Mindfulness is not a new approach but seems to be gaining more widespread traction from church sanctuaries to Fortune 500 companies and nonprofit board rooms. Scientists all over the world have been examining the effectiveness of mindfulness in a variety of contexts including the workplace. The benefits of mindfulness are many and include improved physical and mental well-being, an increased capacity for resiliency and an increased ability to manage stress. I recommend the following resources for more insight into benefits of mindfulness and research on mindfulness in the workplace.
I have been a student of mindfulness for over a decade and my teachers have been many. I embrace mindfulness as an antidote to the demands of a 24/7 world that threaten the health of our mind, body, heart and soul. Volumes have been published on the art and science of mindfulness and are available for you to devour. I offer the following as a few of the meaningful lessons I have learned over the years:
“I am grateful for: always this moment, the now. No matter what form it takes.” Eckhart Tolle
The tug and pull of the past and future are hazardous to a mindful existence. In 2008 Oprah Winfrey and Eckhart Tolle, author and spiritual teacher, shared with the world a webinar series about his book, A New Earth. That series taught me that when you catch yourself feeling anxious and stressed, blood pressure rising and mind racing- you are often regretting something from your past or worrying about something in the future. An awareness of your thoughts is the first step in regaining the peace of the present moment. The great news is that you can access that archived series at www.oprah.com. Search for SuperSoul Sunday presents A New Earth. I recommend it highly!
“Happiness is that state of consciousness which proceeds from the achievement of one’s values.” Ayn Rand
Mindfulness is anchored in values. What do you say you value? What would others say you value? How mindful are you as you navigate your thoughts, words and actions throughout each day? I encourage you to start your day centered on what you value. Then live your day with intention as you engage with others and your life’s work. Stay true to your core so that you can lay your head down each night knowing you have lived that day in harmony with your values.
“It’s not only moving that creates new starting points. Sometimes all it takes is a subtle shift in perspective, an opening of the mind, an intentional pause and reset, or a new route to start to see new options and new possibilities.” Kristin Armstrong
Mindfulness and its benefits are enhanced when we pause and renew. When we are extremely busy at work and in life, it seems counter-intuitive to take a break. How can I stop? I have too much to do and not enough time. The truth is that your mental energy needs to reboot often. A well-timed, quality break promotes creativity and clarity.
I have worked within the educational and nonprofit realms for 23 years. I know firsthand the demands of a busy work environment.

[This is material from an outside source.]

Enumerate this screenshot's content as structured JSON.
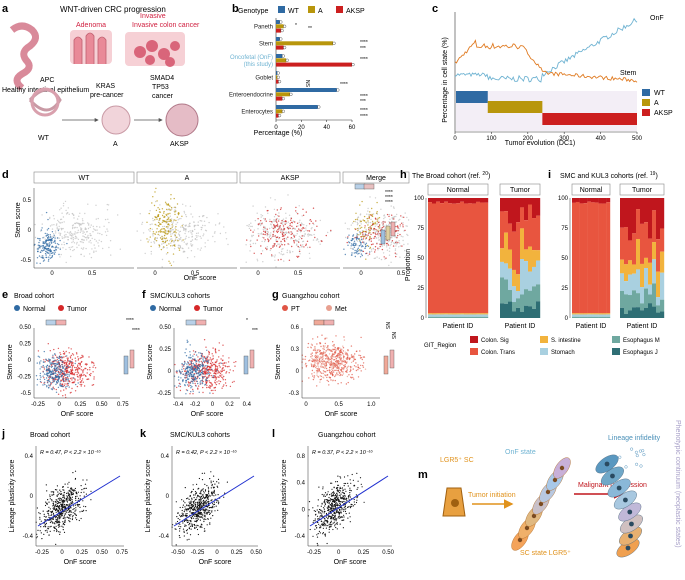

I also know the major benefits of hitting pause and taking intentional mind breaks throughout your day. I encourage you to set a timer to go off every 60-90 minutes. Work during that time with unwavering focus and then take a 10-15 minute break. Get up, move and stretch. Change your scenery.
I recommend that you engage with an auditory mindfulness exercise or a three minute breathing space. You can play this mindfulness exercise directly from this link or download it on iTunes. Explore this three minute breathing space resource for more information and technique.
May you live and work more mindfully. Peace of the present moment to all of you!